The sovereign’s short-term FCR (ST FCR) and short-term LCR (ST LCR) have been affirmed at ‘A1+’. The outlook for the ratings remains "stable".
The ratings are supported by Qatar’s very strong external position, with large current account surpluses and substantial government assets under the management of the sovereign wealth fund, the Qatar Investment Authority (QIA).
The ratings are also supported by the sovereign’s very large hydrocarbon reserves, high fiscal strength, and low domestic political risk.
Qatar’s public and external finances are very strong, reflecting large surpluses and substantial holdings of external assets. The QIA’s total assets are estimated to be in the region of $450bn (around 199% of gross domestic product or GDP in 2022), largely amassed during periods of high hydrocarbon prices.
Qatar’s fiscal and external positions continue to benefit from the sharp surge in hydrocarbon prices and increasing demand for Qatari liquefied natural gas (LNG).

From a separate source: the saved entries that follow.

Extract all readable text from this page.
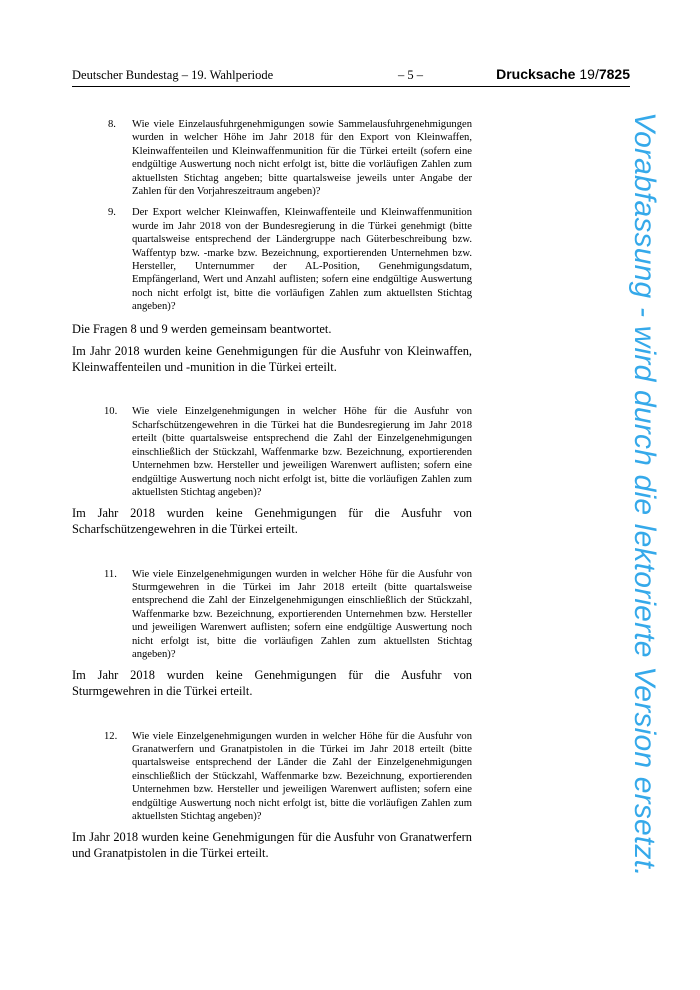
Deutscher Bundestag – 19. Wahlperiode	– 5 –	Drucksache 19/7825
8. Wie viele Einzelausfuhrgenehmigungen sowie Sammelausfuhrgenehmigungen wurden in welcher Höhe im Jahr 2018 für den Export von Kleinwaffen, Kleinwaffenteilen und Kleinwaffenmunition für die Türkei erteilt (sofern eine endgültige Auswertung noch nicht erfolgt ist, bitte die vorläufigen Zahlen zum aktuellsten Stichtag angeben; bitte quartalsweise jeweils unter Angabe der Zahlen für den Vorjahreszeitraum angeben)?
9. Der Export welcher Kleinwaffen, Kleinwaffenteile und Kleinwaffenmunition wurde im Jahr 2018 von der Bundesregierung in die Türkei genehmigt (bitte quartalsweise entsprechend der Ländergruppe nach Güterbeschreibung bzw. Waffentyp bzw. -marke bzw. Bezeichnung, exportierenden Unternehmen bzw. Hersteller, Unternummer der AL-Position, Genehmigungsdatum, Empfängerland, Wert und Anzahl auflisten; sofern eine endgültige Auswertung noch nicht erfolgt ist, bitte die vorläufigen Zahlen zum aktuellsten Stichtag angeben)?

Die Fragen 8 und 9 werden gemeinsam beantwortet.

Im Jahr 2018 wurden keine Genehmigungen für die Ausfuhr von Kleinwaffen, Kleinwaffenteilen und -munition in die Türkei erteilt.

10. Wie viele Einzelgenehmigungen in welcher Höhe für die Ausfuhr von Scharfschützengewehren in die Türkei hat die Bundesregierung im Jahr 2018 erteilt (bitte quartalsweise entsprechend die Zahl der Einzelgenehmigungen einschließlich der Stückzahl, Waffenmarke bzw. Bezeichnung, exportierenden Unternehmen bzw. Hersteller und jeweiligen Warenwert auflisten; sofern eine endgültige Auswertung noch nicht erfolgt ist, bitte die vorläufigen Zahlen zum aktuellsten Stichtag angeben)?

Im Jahr 2018 wurden keine Genehmigungen für die Ausfuhr von Scharfschützengewehren in die Türkei erteilt.

11. Wie viele Einzelgenehmigungen wurden in welcher Höhe für die Ausfuhr von Sturmgewehren in die Türkei im Jahr 2018 erteilt (bitte quartalsweise entsprechend die Zahl der Einzelgenehmigungen einschließlich der Stückzahl, Waffenmarke bzw. Bezeichnung, exportierenden Unternehmen bzw. Hersteller und jeweiligen Warenwert auflisten; sofern eine endgültige Auswertung noch nicht erfolgt ist, bitte die vorläufigen Zahlen zum aktuellsten Stichtag angeben)?

Im Jahr 2018 wurden keine Genehmigungen für die Ausfuhr von Sturmgewehren in die Türkei erteilt.

12. Wie viele Einzelgenehmigungen wurden in welcher Höhe für die Ausfuhr von Granatwerfern und Granatpistolen in die Türkei im Jahr 2018 erteilt (bitte quartalsweise entsprechend der Länder die Zahl der Einzelgenehmigungen einschließlich der Stückzahl, Waffenmarke bzw. Bezeichnung, exportierenden Unternehmen bzw. Hersteller und jeweiligen Warenwert auflisten; sofern eine endgültige Auswertung noch nicht erfolgt ist, bitte die vorläufigen Zahlen zum aktuellsten Stichtag angeben)?

Im Jahr 2018 wurden keine Genehmigungen für die Ausfuhr von Granatwerfern und Granatpistolen in die Türkei erteilt.	Vorabfassung - wird durch die lektorierte Version ersetzt.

According to CI’s estimates, gross central government debt (including short-term treasury bills and overdrafts from banks) is expected to decline further to 56% of GDP in 2022, from a peak of 73.6% in 2020, reflecting nominal GDP growth and large primary budget surpluses.
It expects debt dynamics to remain favourable in the medium term, resulting in a further decrease in the central government debt ratio to 50.4% in 2024.
CI expects that the current account surplus will increase to 19.8% of GDP in 2022 (14.5% in 2021), and to average 12.6% in 2023-24. The central government budget surplus is also expected to triple to 12% of GDP in 2022 (4.1% in 2021), and to average 9.1% in 2023-24.
Qatar’s ratings are underpinned by very large hydrocarbon reserves (around 12.9% of global gas reserves) and associated export capacity, which in turn provide the government with substantial financial means.
Given the large hydrocarbon exports and rather small population, GDP per capita is expected to exceed $80,000 this year.
Qatar’s economic strength is deemed moderate, reflecting dependence on hydrocarbons which accounted for 37% of GDP in 2021. Economic activity has picked up since 2021 in view of the rebound in both the hydrocarbon and non-hydrocarbon sectors.
"We have upwardly revised our GDP growth forecasts for 2022 to 4.5% (previously 4%), reflecting the increase in LNG production," the rating agency said.
Moreover, non-hydrocarbon activity, particularly in the services sector, is expected to be supported by the hosting of the 2022 FIFA World Cup. The short- to medium-term growth outlook remains "favourable", with real GDP expected to grow by an average of 3.9% in 2023-24.